A team sport: PE and personalities
Private equity is a people business - this is an oft-repeated phrase at AVCJ events and certainly one that continues to be relevant.
How many of you have personally out on a limb for the sake of a deal you believed in? Over the years, I have been told of so many deals that were years in making as the GPs cultivated friendships with business owners and showed them how partnerships with private equity could be mutually beneficial. Even in auctions, the relationship between buyer and seller is a crucial factor.
However, it has been observed to me recently that there are fewer "personalities" in the private equity space than before, and that the industry has lost some of its highly opinionated and immensely quotable professionals who are seen at conferences and read about in media. While I don't agree with the first part about personalities, I think there is some truth in the second.
First, many of the more successful private equity firms are much larger nowadays and employ a larger number of staff. Many of these professionals come from other parts of the financial world; parts in people are well-known for keeping things close to the vest. Indeed, in our experience as conference organizers, speakers with such backgrounds are usually very thoughtful and eloquent but rarely delve into the controversial.
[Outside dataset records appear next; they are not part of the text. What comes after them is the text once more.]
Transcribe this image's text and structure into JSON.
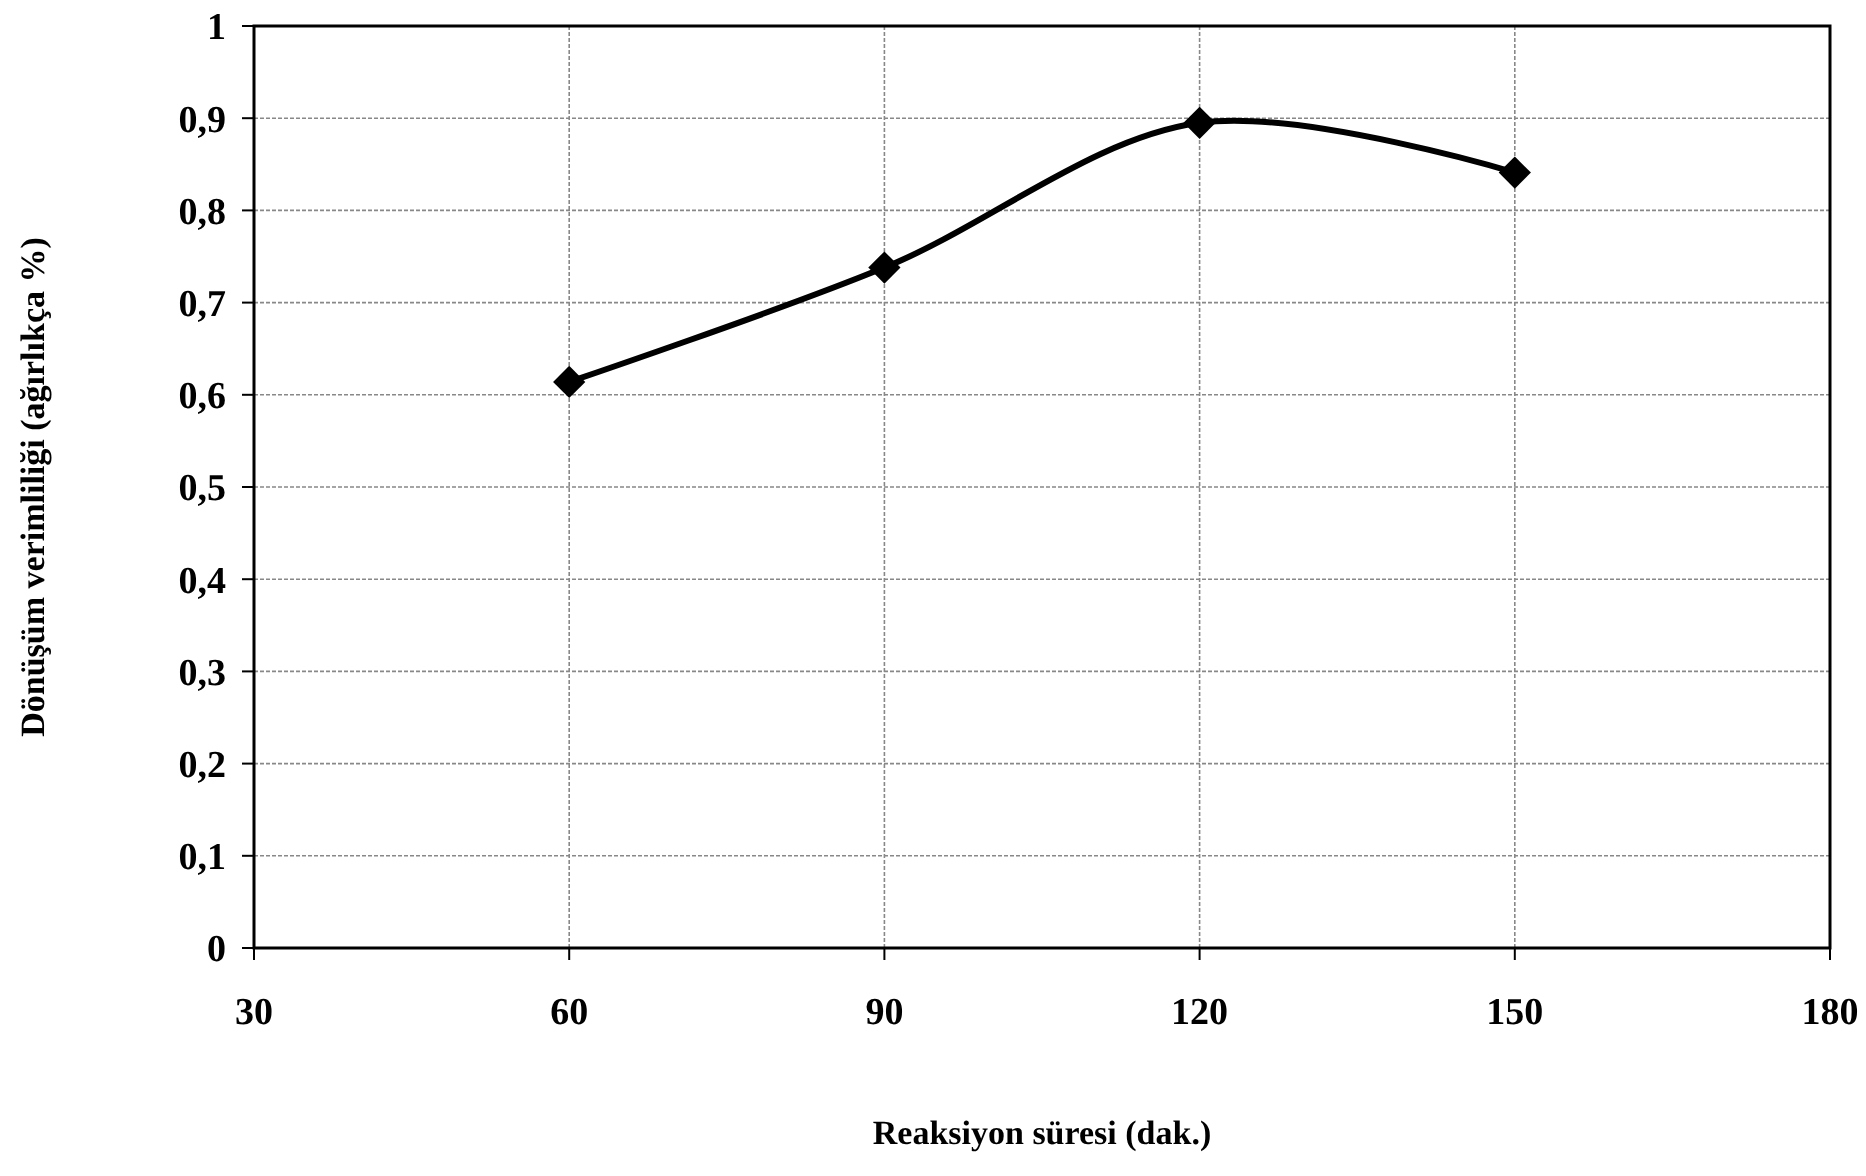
{
  "chart_data": {
    "type": "line",
    "xlabel": "Reaksiyon süresi (dak.)",
    "ylabel": "Dönüşüm verimliliği (ağırlıkça %)",
    "x": [
      60,
      90,
      120,
      150
    ],
    "series": [
      {
        "color": "#000000",
        "values": [
          0.614,
          0.738,
          0.895,
          0.841
        ]
      }
    ],
    "xlim": [
      30,
      180
    ],
    "xticks": [
      30,
      60,
      90,
      120,
      150,
      180
    ],
    "ylim": [
      0,
      1
    ],
    "yticks": [
      {
        "value": 0,
        "label": "0"
      },
      {
        "value": 0.1,
        "label": "0,1"
      },
      {
        "value": 0.2,
        "label": "0,2"
      },
      {
        "value": 0.3,
        "label": "0,3"
      },
      {
        "value": 0.4,
        "label": "0,4"
      },
      {
        "value": 0.5,
        "label": "0,5"
      },
      {
        "value": 0.6,
        "label": "0,6"
      },
      {
        "value": 0.7,
        "label": "0,7"
      },
      {
        "value": 0.8,
        "label": "0,8"
      },
      {
        "value": 0.9,
        "label": "0,9"
      },
      {
        "value": 1,
        "label": "1"
      }
    ],
    "grid": true,
    "marker": "diamond",
    "line_style": "solid"
  }
}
Corporate cultures aside, that's probably the right thing to do in the era of social media where it is all too easy for words to be taken out of context, creating unwanted trouble for employers and employees.
However, what's more interesting - or frustrating - is that some people correlate outward displays of emotion with actual investment success. I would say that is that it certainly much harder now for many to emulate the successes of the past, in particular building firms with their names on the door. But it is by no means the case that the top GPs are less competent or entrepreneurial. Rather, the industry has evolved and the rewards are split more evenly than before, perhaps because there is a much larger pie.
In this sense, comparisons between past and present are unfair. Top firms today are built on teams of professionals that include risk managers, legal counsel, corporate communications executives, and so on - not just investment professionals, although they remain the core to these GPs' success. Yes, private equity is and will continue to be a people's business, but these people aren't by themselves anymore.